Favorire l'affidamento dei detenuti malati

Milano, Sole 24 Ore, 14 marzo 2020

Pronte le Linee guida per le misure alternative

Sono pronte le Linee guida per la "formulazione di programmi terapeutici provvisori domiciliari" e, se possibile, anche in comunità, per i detenuti delle carceri milanesi e per il "relativo controllo sul territorio", data "l'emergenza sanitaria determinata dal Coronavirus e dai successivi disordini verificatisi all'interno degli istituti". Lo si legge in un documento che ha fissato le procedure per concedere, valutate una serie di condizioni, gli affidamenti ai detenuti, redatto dal Tribunale di sorveglianza di Milano e dalla direzione del Sert di Medicina penitenziaria.
Nei giorni scorsi, quando era esplosa una rivolta a San Vittore, il presidente della Sorveglianza, Giovanna Di Rosa aveva spiegato che il Tribunale si era attivato per "liberare" le carceri "il più possibile" e, visto il problema di sovraffollamento acuito dall'emergenza sanitaria, aveva avviato "intese con il Sert per potenziare gli affidamenti terapeutici e le misure alternative". Tra i punti delle linee guida la valutazione "accurata" delle condizioni di salute dei detenuti: con "patologie simil-influenzali" non si può "accedere al programma" di affidamento.
"Quanto predisposto nelle sintetiche linee guida - si legge nel documento - tiene in considerazione l'eccezionale momento di emergenza sanitaria e le problematiche inerenti l'ordine pubblico che si sono venute a creare". E vengono elencate "le linee di attività prioritarie per la redazione della relazione terapeutica necessaria alla concessione del beneficio e i parametri essenziali relativi al controllo sul territorio". Il programma terapeutico "verrà poi rivalutato in camera di consiglio, tenendo in considerazione la possibilità di convertirlo in una diversa modalità".
Tra le indicazioni il fatto che "va effettuata un'accurata e completa valutazione medica che ricerchi anche la presenza di sintomi respiratori (febbre, tosse, difficoltà respiratoria) riconducibili a patologie simil-influenzali.

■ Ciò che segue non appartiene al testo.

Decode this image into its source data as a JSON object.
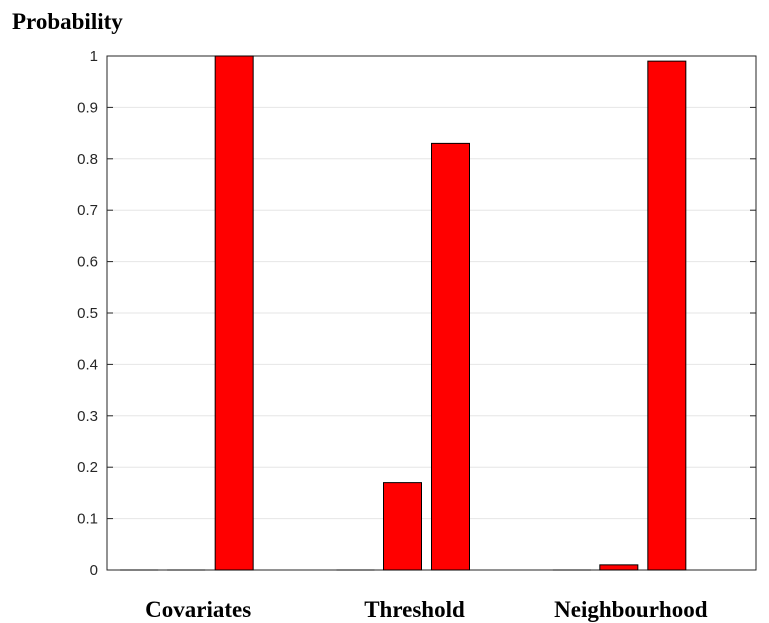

In caso di positività non si può accedere al programma". Per i detenuti "che assumono terapie farmacologiche di rilievo, e per l'utenza con patologie psichiatriche e/o in doppia diagnosi non è possibile predisporre il programma". I detenuti in affidamento "avranno un programma terapeutico che prevede colloqui telefonici, visite con una frequenza minore rispetto ai consueti programmi e verrà modulato in base alla gravità del caso e alla capienza dei servizi".
I colloqui di persona "saranno riservati a circostanze specifiche che li rendano indispensabili, secondo valutazione del Sert, titolare del caso".
Intanto, la Camere penale milanese spiega "che molti Sert interni alle carceri stanno predisponendo domande" di affidamento "per i detenuti" e che "analoghe linee-guida stanno per essere predisposte per le domande" al Tribunale di Sorveglianza e all'ufficio del gip.